Alors que les tireurs d'élite ont déjà pris position sur les toits, certains pharmaciens envisagent de baisser le rideau dès l’ouverture du périmètre aux supporteurs, soit à 15 heures les jours match et à midi les samedis. Gérard Chavaroc, titulaire de la pharmacie historique de la Bourbonnais, songe même à fermer son officine dès le premier coup de sifflet de l’Euro. « Ma pharmacie est classée monument historique. Si je me la fais caillasser, je n’aurais pas les moyens de la restaurer. Les assurances ne suivront pas. Aussi, en fermant, je suis sûr d’économiser de l’argent », déclare le titulaire, qui s’apprête à huiler ses volets métalliques rarement abaissés.
Les pharmaciens redoutent en effet les débordements des quelque 80 000 à 100 000 supporteurs attendus dans la fan zone du Champs de Mars. Ceci d’autant plus que l’évacuation de la foule par les rues adjacentes leur semble très improbable. Dominique Livet s’inquiète notamment de la distribution d’alcool autorisée dans le périmètre des supporters, sponsorisée par le troisième brasseur mondial.
Non que les pharmaciens voisins de cet espace veuillent jouer les trouble-fêtes. Mais, s’estimant mal informés, ils déplorent une certaine désorganisation. Quid en effet de leurs livraisons ? Quid de l’accès à leur pharmacie en cas de garde ? Les officinaux ne savent quelle directive donner à leurs grossistes. « On nous a tout d’abord dit que les véhicules de livraison devaient arborer un macaron, une information démentie par la suite », rapporte Élisabeth Marsaudon, titulaire de la pharmacie du Champs de Mars.
La santé publique en suspens
Les pharmaciens se disent seuls face à leurs incertitudes. Le syndicat des pharmaciens parisiens qui avait sollicité le préfet de police de Paris pour échanger sur les inquiétudes de la profession, n’a pas reçu de réponse. « Leurs priorités sont ailleurs », constate déçue, Andrée Ivaldi, sa présidente.

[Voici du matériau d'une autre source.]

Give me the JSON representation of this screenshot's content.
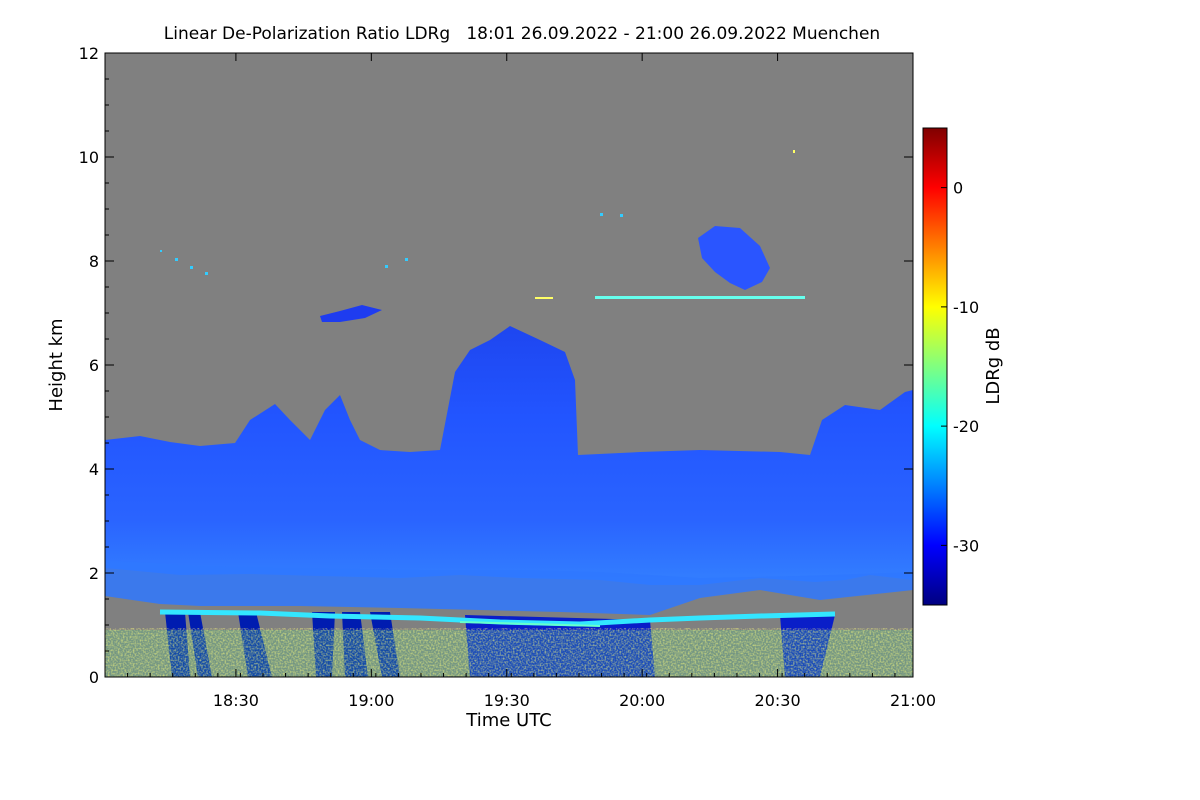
{
  "chart_data": {
    "type": "heatmap",
    "title": "Linear De-Polarization Ratio LDRg   18:01 26.09.2022 - 21:00 26.09.2022 Muenchen",
    "xlabel": "Time UTC",
    "ylabel": "Height km",
    "x_range": [
      "18:01",
      "21:00"
    ],
    "x_ticks": [
      {
        "label": "18:30",
        "minutes": 29
      },
      {
        "label": "19:00",
        "minutes": 59
      },
      {
        "label": "19:30",
        "minutes": 89
      },
      {
        "label": "20:00",
        "minutes": 119
      },
      {
        "label": "20:30",
        "minutes": 149
      },
      {
        "label": "21:00",
        "minutes": 179
      }
    ],
    "y_range": [
      0,
      12
    ],
    "y_ticks": [
      0,
      2,
      4,
      6,
      8,
      10,
      12
    ],
    "colorbar": {
      "label": "LDRg dB",
      "range": [
        -35,
        5
      ],
      "ticks": [
        0,
        -10,
        -20,
        -30
      ],
      "colormap": [
        "#000080",
        "#0000ff",
        "#0080ff",
        "#00ffff",
        "#80ff80",
        "#ffff00",
        "#ff8000",
        "#ff0000",
        "#800000"
      ]
    },
    "no_data_color": "#808080",
    "features": {
      "main_layer_top_km": 4.3,
      "main_layer_base_km": 1.9,
      "bright_line_km": 1.1,
      "convective_tower_top_km": 6.8,
      "upper_cloud_km": 8.3,
      "thin_layer_km": 7.3
    }
  }
}
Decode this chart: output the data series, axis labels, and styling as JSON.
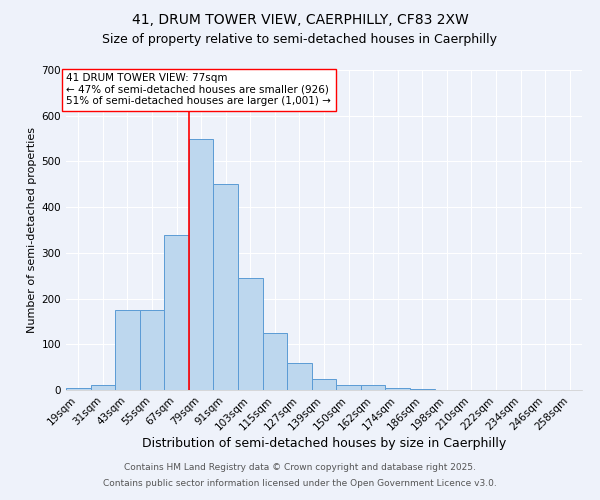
{
  "title1": "41, DRUM TOWER VIEW, CAERPHILLY, CF83 2XW",
  "title2": "Size of property relative to semi-detached houses in Caerphilly",
  "xlabel": "Distribution of semi-detached houses by size in Caerphilly",
  "ylabel": "Number of semi-detached properties",
  "bin_labels": [
    "19sqm",
    "31sqm",
    "43sqm",
    "55sqm",
    "67sqm",
    "79sqm",
    "91sqm",
    "103sqm",
    "115sqm",
    "127sqm",
    "139sqm",
    "150sqm",
    "162sqm",
    "174sqm",
    "186sqm",
    "198sqm",
    "210sqm",
    "222sqm",
    "234sqm",
    "246sqm",
    "258sqm"
  ],
  "bar_heights": [
    5,
    12,
    175,
    175,
    340,
    550,
    450,
    245,
    125,
    60,
    25,
    10,
    10,
    5,
    2,
    0,
    0,
    0,
    0,
    0,
    0
  ],
  "bar_color": "#bdd7ee",
  "bar_edge_color": "#5b9bd5",
  "vline_x": 4.5,
  "vline_color": "red",
  "annotation_title": "41 DRUM TOWER VIEW: 77sqm",
  "annotation_line1": "← 47% of semi-detached houses are smaller (926)",
  "annotation_line2": "51% of semi-detached houses are larger (1,001) →",
  "annotation_box_color": "white",
  "annotation_box_edge_color": "red",
  "ylim": [
    0,
    700
  ],
  "yticks": [
    0,
    100,
    200,
    300,
    400,
    500,
    600,
    700
  ],
  "footnote1": "Contains HM Land Registry data © Crown copyright and database right 2025.",
  "footnote2": "Contains public sector information licensed under the Open Government Licence v3.0.",
  "bg_color": "#eef2fa",
  "grid_color": "white",
  "title1_fontsize": 10,
  "title2_fontsize": 9,
  "xlabel_fontsize": 9,
  "ylabel_fontsize": 8,
  "tick_fontsize": 7.5,
  "annotation_fontsize": 7.5,
  "footnote_fontsize": 6.5
}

L’amertume est d’autant plus grande que les pharmaciens du périmètre de la fan zone n’ont pas été identifiés en tant que professionnels de santé. « Nous n’avons été contactés ni par les forces de police, ni par les organisateurs, pour servir de soutien en cas de problème majeur. Lors de la réunion à la mairie, il n’a été fait mention à aucun moment pendant deux heures, des questions de santé, ni des soins médicaux, ni même de la réquisition des pharmacies en cas de problème majeur. Pourtant, lors de la canicule, la ville de Paris s’était appuyée sur notre réseau et cela avait très bien fonctionné », déplore Dominique Livet. Selon lui, 20 000 habitants de plus de 70 ans résideraient dans les quartiers concernés : « tous n’ont pas une maison à la campagne. Il va falloir assurer la continuité du service de santé. J’ai mis un panneau à ma porte leur conseillant de venir le matin. Mais pourront-ils circuler ? » Autant de questions de santé publique qui restent pour l’heure sans réponse.
Dans les autres villes
Ce sentiment de désordre est également partagé par les pharmaciens des autres villes dotées de fan zones. À Toulouse, à quelques mètres des allées Jules Guesde qui accueillent la fan zone, Thérèse Bibal, titulaire de la pharmacie du Parlement, attend la première rencontre pour prendre des mesures. « Nous attendons de voir le match France-Roumanie pour aviser, car pour l’instant nous n’avons reçu aucune information, ni consigne », affirme-t-elle.
Pendant ce temps, à Lyon, Bénédicte Toulouze, titulaire sur la place Bellecour, fait face à un échafaudage haut de deux mètres. Les quelque 20 000 supporteurs que la capitale des Gaules s’apprête à accueillir lui font moins peur que les risques d’attentat dans cet épicentre de la ville. L’ampleur de cette crainte est renforcée par le nombre de ses clients qui ont déjà trouvé refuge dans leurs résidences secondaires. Bien que détestant le foot, la pharmacienne s’efforce de positiver. Les supporteurs auront certainement mal à la tête, aux pieds et… au ventre.